Enough Said

No one is getting out of this life without experiencing problems. They come when you least expect them and can run the gamut of being serious to mundane.

Years ago problems were looked at as par for the course. My grandmother would gather her cronies for a little coffee and biscotti every once in a while and they would go through everyone’s stuff as if they lawyers. One of them would always act like the judge, either dismissing or condemning the perpetrators who had caused the  suffering of those at the gathering. Most of them would go away satisfied that they had been heard.

Today problems are still discussed with friends and family, but they also have become fodder for the media. A plethora of shows exist  whose primary purpose is to focus on people’s (issues), the new and more exciting word that describes problems. Issues are tantamount to being in dire distress and in need of experts to help a person through their stuff. Dr. Phil  and others have made their fortunes helping individuals navigate their problems, while millions watch them as they are reduced to tears or anger.

Realty shows have gone the next step, making us part of the action so that we, the viewer, is now in concert with the problems. I am always in awe at how many of these shows proliferate and become part of daily conversation. So now you not only discuss your problems but you also discuss the ones that you saw on a particular show.

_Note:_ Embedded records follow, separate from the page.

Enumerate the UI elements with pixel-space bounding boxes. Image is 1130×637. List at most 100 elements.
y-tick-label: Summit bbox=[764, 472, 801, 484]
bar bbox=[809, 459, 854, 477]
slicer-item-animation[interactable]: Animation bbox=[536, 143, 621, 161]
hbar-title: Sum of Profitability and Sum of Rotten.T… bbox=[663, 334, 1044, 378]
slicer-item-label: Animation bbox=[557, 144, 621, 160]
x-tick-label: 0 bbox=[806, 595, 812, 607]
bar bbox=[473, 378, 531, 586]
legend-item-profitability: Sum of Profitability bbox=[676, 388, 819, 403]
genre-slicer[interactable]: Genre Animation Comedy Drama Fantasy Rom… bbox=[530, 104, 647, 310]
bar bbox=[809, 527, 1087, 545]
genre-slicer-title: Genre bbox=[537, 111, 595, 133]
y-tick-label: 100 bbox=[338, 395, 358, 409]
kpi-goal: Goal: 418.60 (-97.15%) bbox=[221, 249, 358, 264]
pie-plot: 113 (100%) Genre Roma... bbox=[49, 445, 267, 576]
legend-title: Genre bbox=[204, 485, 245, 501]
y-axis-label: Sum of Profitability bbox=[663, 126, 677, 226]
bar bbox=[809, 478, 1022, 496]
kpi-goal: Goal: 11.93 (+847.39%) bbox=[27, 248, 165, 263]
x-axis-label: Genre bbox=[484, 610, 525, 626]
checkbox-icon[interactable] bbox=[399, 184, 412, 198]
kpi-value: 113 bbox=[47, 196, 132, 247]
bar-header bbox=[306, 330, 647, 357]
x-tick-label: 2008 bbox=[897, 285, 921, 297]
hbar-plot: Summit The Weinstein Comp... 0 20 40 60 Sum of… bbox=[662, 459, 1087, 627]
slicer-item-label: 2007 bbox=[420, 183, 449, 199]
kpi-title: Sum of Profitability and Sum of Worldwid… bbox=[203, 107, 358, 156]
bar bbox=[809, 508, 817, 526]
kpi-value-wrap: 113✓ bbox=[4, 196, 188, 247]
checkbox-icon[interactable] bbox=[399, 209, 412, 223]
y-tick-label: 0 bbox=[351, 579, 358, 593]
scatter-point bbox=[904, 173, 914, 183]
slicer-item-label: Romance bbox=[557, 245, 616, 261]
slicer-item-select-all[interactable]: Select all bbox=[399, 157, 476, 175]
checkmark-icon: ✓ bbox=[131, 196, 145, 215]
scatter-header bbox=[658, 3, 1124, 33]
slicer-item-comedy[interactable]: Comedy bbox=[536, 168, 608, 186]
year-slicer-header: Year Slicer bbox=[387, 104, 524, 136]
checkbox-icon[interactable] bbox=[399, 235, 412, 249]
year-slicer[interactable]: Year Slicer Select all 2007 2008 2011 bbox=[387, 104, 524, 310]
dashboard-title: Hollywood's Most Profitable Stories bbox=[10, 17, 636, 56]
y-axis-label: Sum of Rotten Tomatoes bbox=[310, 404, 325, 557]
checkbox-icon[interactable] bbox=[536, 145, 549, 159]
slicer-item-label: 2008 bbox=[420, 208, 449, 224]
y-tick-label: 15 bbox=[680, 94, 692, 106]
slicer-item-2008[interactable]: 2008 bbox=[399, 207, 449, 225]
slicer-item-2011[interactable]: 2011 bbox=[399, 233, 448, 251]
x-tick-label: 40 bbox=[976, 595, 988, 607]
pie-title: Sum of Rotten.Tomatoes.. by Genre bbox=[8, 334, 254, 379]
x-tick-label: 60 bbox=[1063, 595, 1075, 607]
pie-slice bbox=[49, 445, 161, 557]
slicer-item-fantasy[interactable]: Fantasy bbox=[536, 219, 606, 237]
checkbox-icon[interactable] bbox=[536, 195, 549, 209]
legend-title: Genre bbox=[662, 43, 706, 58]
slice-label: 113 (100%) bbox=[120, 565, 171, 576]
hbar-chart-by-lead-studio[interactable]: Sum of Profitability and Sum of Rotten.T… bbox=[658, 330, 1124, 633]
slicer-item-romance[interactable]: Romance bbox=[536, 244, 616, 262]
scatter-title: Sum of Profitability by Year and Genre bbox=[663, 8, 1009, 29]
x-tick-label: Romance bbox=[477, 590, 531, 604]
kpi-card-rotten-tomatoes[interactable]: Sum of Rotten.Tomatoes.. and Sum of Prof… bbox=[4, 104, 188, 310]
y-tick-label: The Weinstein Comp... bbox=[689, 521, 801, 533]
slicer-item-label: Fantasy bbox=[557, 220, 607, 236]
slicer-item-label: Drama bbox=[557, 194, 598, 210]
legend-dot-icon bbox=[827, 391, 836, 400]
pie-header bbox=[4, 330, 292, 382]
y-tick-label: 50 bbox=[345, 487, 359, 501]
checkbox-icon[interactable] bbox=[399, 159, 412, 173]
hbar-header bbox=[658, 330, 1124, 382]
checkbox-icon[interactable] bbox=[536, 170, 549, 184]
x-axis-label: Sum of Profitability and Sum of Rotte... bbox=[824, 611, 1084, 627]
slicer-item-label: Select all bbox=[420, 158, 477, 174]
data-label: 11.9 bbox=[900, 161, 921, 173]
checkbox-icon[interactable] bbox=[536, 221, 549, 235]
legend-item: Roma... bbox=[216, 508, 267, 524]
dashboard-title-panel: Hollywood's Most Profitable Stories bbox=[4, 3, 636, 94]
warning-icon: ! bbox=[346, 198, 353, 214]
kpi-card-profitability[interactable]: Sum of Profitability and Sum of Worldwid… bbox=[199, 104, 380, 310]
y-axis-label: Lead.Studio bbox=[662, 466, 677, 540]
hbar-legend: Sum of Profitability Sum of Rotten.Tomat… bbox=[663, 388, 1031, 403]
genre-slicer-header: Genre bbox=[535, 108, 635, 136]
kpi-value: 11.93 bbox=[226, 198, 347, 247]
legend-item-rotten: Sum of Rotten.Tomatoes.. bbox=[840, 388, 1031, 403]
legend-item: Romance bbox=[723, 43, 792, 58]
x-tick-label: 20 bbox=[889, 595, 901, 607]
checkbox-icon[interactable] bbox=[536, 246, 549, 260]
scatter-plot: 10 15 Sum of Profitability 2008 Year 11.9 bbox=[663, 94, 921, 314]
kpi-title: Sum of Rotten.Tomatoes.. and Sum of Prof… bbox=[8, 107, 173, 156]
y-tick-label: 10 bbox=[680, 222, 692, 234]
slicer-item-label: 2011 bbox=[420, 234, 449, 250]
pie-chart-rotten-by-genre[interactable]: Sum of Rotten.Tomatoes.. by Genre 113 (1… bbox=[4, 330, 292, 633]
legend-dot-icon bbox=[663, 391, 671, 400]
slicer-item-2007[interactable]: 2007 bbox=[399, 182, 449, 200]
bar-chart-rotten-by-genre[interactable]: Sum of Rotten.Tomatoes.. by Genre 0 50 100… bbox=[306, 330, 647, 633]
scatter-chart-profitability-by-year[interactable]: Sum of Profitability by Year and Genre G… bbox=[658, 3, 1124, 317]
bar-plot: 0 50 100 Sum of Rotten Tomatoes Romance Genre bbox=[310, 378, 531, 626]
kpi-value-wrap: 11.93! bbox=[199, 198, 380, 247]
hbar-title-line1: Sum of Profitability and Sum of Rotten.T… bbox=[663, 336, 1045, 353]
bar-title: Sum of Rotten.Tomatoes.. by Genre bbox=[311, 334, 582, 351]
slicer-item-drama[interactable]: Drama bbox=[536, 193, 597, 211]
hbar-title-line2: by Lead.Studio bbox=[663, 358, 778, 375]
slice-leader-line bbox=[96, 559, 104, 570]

When my grandmother had a friend who just kept going over the same scenario time and time again without resolution she would lift her hand up in the air and bellow “BASTA” which means enough. She had lost her patience and that was that! I wonder why we don’t hear more of that today? Why do so many of us have to go on and on about the same thing? I recently watched a very funny bit on YouTube with Bob Newhart. He portrayed a psychiatrist who said he could cure patients in five minutes. A young woman came in with a host of problems and when she was done speaking he said” are you ready for the cure”? “Yes”, she said. “Okay then”, just stop it! I’d like to add, get over it, do something about it, and stop talking about it. Enough said.

 

Words to Live By!

Too often we focus on what’s wrong with people, not what’s right. Our absence of heroic, virtuous individuals is a telltale sign of a culture that values perversity rather than morality. The reality shows featuring dysfunctional individuals is fast becoming the entertainment of choice.

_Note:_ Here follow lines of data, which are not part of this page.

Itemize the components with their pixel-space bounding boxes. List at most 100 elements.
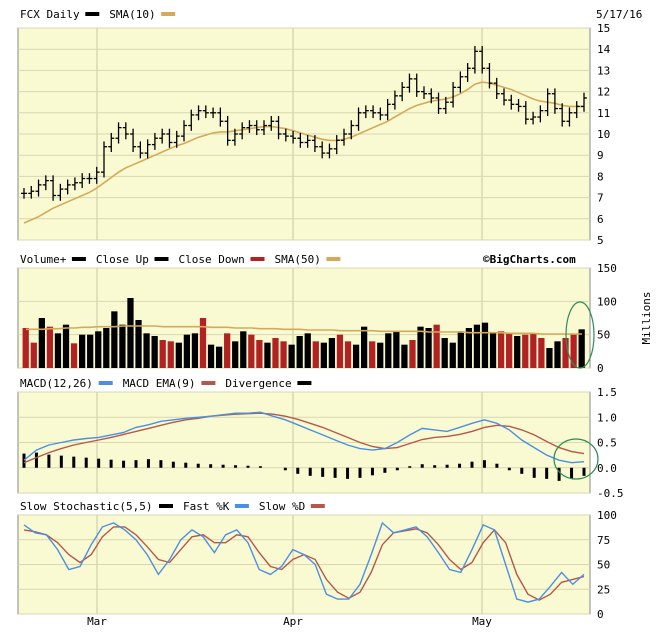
- volume-bar: [457, 331, 464, 368]
- volume-bar: [135, 320, 142, 368]
- volume-bar: [127, 298, 134, 368]
- volume-bar: [256, 340, 263, 368]
- ohlc-bar: [464, 62, 471, 83]
- volume-bar: [538, 338, 545, 368]
- ohlc-bar: [159, 128, 166, 144]
- legend-label: MACD(12,26): [20, 377, 93, 390]
- divergence-bar: [171, 461, 175, 468]
- ohlc-bar: [435, 92, 442, 114]
- ohlc-bar: [93, 166, 100, 184]
- volume-bar: [562, 338, 569, 368]
- ohlc-bar: [421, 86, 427, 100]
- divergence-bar: [445, 464, 449, 468]
- ohlc-bar: [457, 71, 464, 93]
- divergence-bar: [59, 455, 63, 468]
- divergence-bar: [234, 465, 238, 468]
- ohlc-bar: [151, 132, 158, 150]
- price-tick-label: 6: [597, 213, 604, 226]
- volume-bar: [79, 334, 86, 368]
- ohlc-bar: [428, 88, 435, 104]
- legend-swatch: [234, 504, 249, 508]
- ohlc-bar: [71, 177, 78, 191]
- volume-bar: [159, 340, 166, 368]
- divergence-bar: [470, 461, 474, 468]
- ohlc-bar: [515, 99, 522, 112]
- divergence-bar: [321, 467, 325, 477]
- stoch-tick-label: 50: [597, 559, 610, 572]
- ohlc-bar: [290, 130, 297, 144]
- ohlc-bar: [122, 122, 129, 140]
- ohlc-bar: [42, 175, 49, 191]
- volume-bar: [425, 328, 432, 368]
- ohlc-bar: [522, 101, 529, 125]
- divergence-bar: [358, 467, 362, 478]
- volume-bar: [87, 334, 94, 368]
- volume-bar: [280, 341, 287, 368]
- ohlc-bar: [130, 128, 137, 153]
- x-tick-label: Mar: [87, 615, 107, 628]
- divergence-bar: [557, 467, 561, 481]
- divergence-bar: [495, 463, 499, 468]
- volume-bar: [377, 342, 384, 368]
- ohlc-bar: [370, 105, 377, 119]
- volume-tick-label: 150: [597, 262, 617, 275]
- divergence-bar: [209, 464, 213, 468]
- volume-bar: [489, 333, 497, 368]
- annotation-circle-macd: [553, 438, 599, 480]
- legend-swatch: [326, 257, 341, 261]
- ohlc-bar: [261, 120, 267, 136]
- legend-swatch: [85, 12, 100, 16]
- volume-bar: [320, 342, 327, 368]
- divergence-bar: [296, 467, 300, 474]
- annotation-circle-volume: [565, 301, 595, 369]
- ohlc-bar: [144, 139, 151, 159]
- price-tick-label: 13: [597, 64, 610, 77]
- volume-bar: [433, 324, 440, 368]
- volume-bar: [530, 333, 537, 368]
- divergence-bar: [532, 467, 536, 478]
- volume-axis-label: Millions: [640, 292, 653, 345]
- legend-label: SMA(10): [109, 8, 155, 21]
- ohlc-bar: [551, 88, 558, 114]
- ohlc-bar: [406, 73, 413, 93]
- legend-label: FCX Daily: [20, 8, 80, 21]
- price-tick-label: 14: [597, 43, 611, 56]
- volume-bar: [312, 341, 319, 368]
- macd-line: [23, 411, 585, 464]
- ohlc-bar: [413, 73, 420, 97]
- divergence-bar: [146, 459, 150, 468]
- ohlc-bar: [471, 46, 478, 74]
- divergence-bar: [346, 467, 350, 479]
- price-tick-label: 5: [597, 234, 604, 247]
- volume-bar: [304, 333, 311, 368]
- ohlc-bar: [530, 111, 537, 125]
- volume-bar: [54, 333, 62, 368]
- stoch-tick-label: 0: [597, 608, 604, 621]
- ohlc-bar: [311, 135, 318, 153]
- ohlc-bar: [64, 179, 71, 195]
- ohlc-bar: [391, 90, 398, 110]
- ohlc-bar: [282, 128, 289, 142]
- ohlc-bar: [202, 105, 209, 119]
- ohlc-bar: [224, 115, 231, 146]
- macd-tick-label: -0.5: [597, 487, 624, 500]
- chart-date: 5/17/16: [596, 8, 642, 21]
- volume-bar: [344, 341, 352, 368]
- volume-bar: [409, 340, 416, 368]
- ohlc-bar: [166, 128, 173, 148]
- legend-label: Close Up: [96, 253, 149, 266]
- divergence-bar: [370, 467, 374, 476]
- legend-swatch: [98, 381, 113, 385]
- legend-label: Fast %K: [183, 500, 230, 513]
- volume-bar: [336, 334, 344, 368]
- volume-bar: [272, 338, 279, 368]
- macd-tick-label: 1.0: [597, 411, 617, 424]
- panel-header-band: [18, 373, 590, 387]
- price-tick-label: 8: [597, 170, 604, 183]
- ohlc-bar: [231, 128, 238, 146]
- volume-tick-label: 0: [597, 362, 604, 375]
- divergence-bar: [72, 456, 76, 468]
- volume-bar: [111, 311, 118, 368]
- legend-label: Volume+: [20, 253, 67, 266]
- ohlc-bar: [362, 105, 369, 119]
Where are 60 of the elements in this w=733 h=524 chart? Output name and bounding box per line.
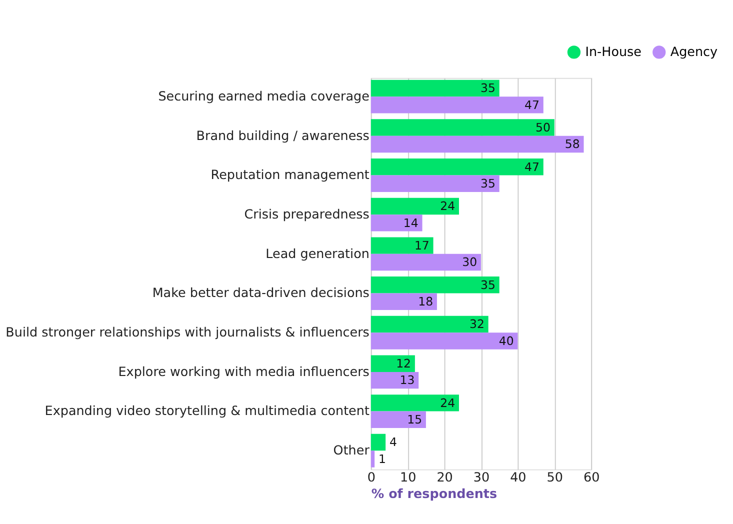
data-label: 14	[403, 216, 418, 230]
data-label: 18	[418, 294, 434, 309]
data-label: 15	[407, 412, 422, 427]
data-label: 24	[440, 396, 456, 410]
data-label: 1	[378, 452, 386, 466]
bar	[370, 434, 386, 451]
bar	[370, 158, 544, 176]
bar	[370, 411, 426, 428]
data-label: 35	[480, 81, 496, 96]
y-tick-label: Lead generation	[266, 246, 370, 261]
bar	[370, 136, 584, 153]
x-tick-label: 20	[436, 470, 453, 485]
bar	[370, 175, 500, 192]
y-tick-label: Reputation management	[210, 167, 370, 182]
x-axis-title: % of respondents	[371, 486, 498, 502]
x-tick-label: 0	[367, 470, 376, 485]
bar	[370, 119, 554, 136]
data-label: 35	[480, 278, 496, 292]
data-label: 24	[440, 199, 456, 214]
bar	[370, 214, 422, 232]
bar	[370, 198, 459, 215]
bar	[370, 237, 434, 254]
data-label: 58	[564, 137, 580, 152]
y-tick-label: Make better data-driven decisions	[152, 285, 370, 300]
data-label: 47	[524, 160, 540, 174]
data-label: 12	[396, 356, 412, 371]
legend-label: In-House	[585, 44, 642, 60]
data-label: 4	[390, 435, 397, 450]
data-label: 13	[400, 373, 415, 388]
data-label: 17	[414, 238, 430, 252]
y-tick-label: Explore working with media influencers	[118, 364, 370, 379]
bar	[370, 332, 518, 350]
bar	[370, 450, 375, 468]
data-label: 30	[462, 255, 478, 270]
bar	[370, 254, 481, 271]
y-tick-label: Crisis preparedness	[244, 206, 370, 222]
x-tick-label: 40	[510, 470, 526, 485]
data-label: 47	[524, 98, 540, 112]
data-label: 50	[536, 120, 550, 134]
bar	[370, 394, 459, 412]
bar	[370, 80, 500, 97]
y-tick-label: Other	[333, 442, 370, 458]
legend-label: Agency	[670, 44, 718, 60]
y-tick-label: Build stronger relationships with journalists & influencers	[6, 324, 370, 340]
x-tick-label: 10	[400, 470, 416, 485]
bar	[370, 355, 415, 372]
bar	[370, 96, 544, 114]
x-tick-label: 50	[546, 470, 563, 485]
x-tick-label: 60	[583, 470, 600, 485]
bar	[370, 293, 437, 310]
y-tick-label: Expanding video storytelling & multimedia content	[44, 403, 370, 418]
data-label: 35	[480, 176, 496, 191]
bar	[370, 276, 500, 294]
bar	[370, 316, 488, 333]
x-tick-label: 30	[473, 470, 490, 485]
data-label: 32	[469, 317, 484, 332]
y-tick-label: Securing earned media coverage	[158, 88, 370, 104]
data-label: 40	[498, 334, 514, 348]
y-tick-label: Brand building / awareness	[196, 128, 370, 143]
bar	[370, 372, 419, 389]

What saddens me is that we are not acknowledging people who have been tested beyond anything most of us can imagine. I’ll never forget one man in particular who had Lou Gehrig’s disease. Two aids by his side, he sat in his wheelchair and smiled at me throughout my presentation. Afterwards his wife, who helped interpret for him, told me how happy he was to have attended my lecture and how blessed he felt to have his wife and others help him in his hour of need. Driving home, I had flashbacks of incidents in my life where I turned a hangnail or a traffic jam into a catastrophe. I know I’m not the only one that does this; otherwise, I wouldn’t be in business. What meeting this man taught me was that even in the most dire circumstances we can find “the bless in the mess”. It sounds rather esoteric, but there are many incidents that can be reframe into something that becomes easier to tolerate by making small mind shifts.

Our perceptions create our realty, and some of us seem to want to make a situation much worse than it is, because we’re hooked on drama. Consider the simple act of waiting in a line. It can be frustrating, but it really isn’t a death sentence. According to a study done at MIT, you’re going to spend three years of your life waiting in lines. Why make it feel like prison? You might want to consider the fact that while you’re waiting you are literally at rest. Nothing to do and no one around to make demands on you. Of course that means you have to stay off your cell phone. No one really needs to know you’re in line. They need a break to.

Life will consistently challenge you in many different ways. If you develop skills to handle the inevitable glitches, you will gain tremendous resiliency. The title of author Richard Carlson’s book says it best, “Don’t Sweat the Small Stuff…and it’s all small stuff” Words to live by!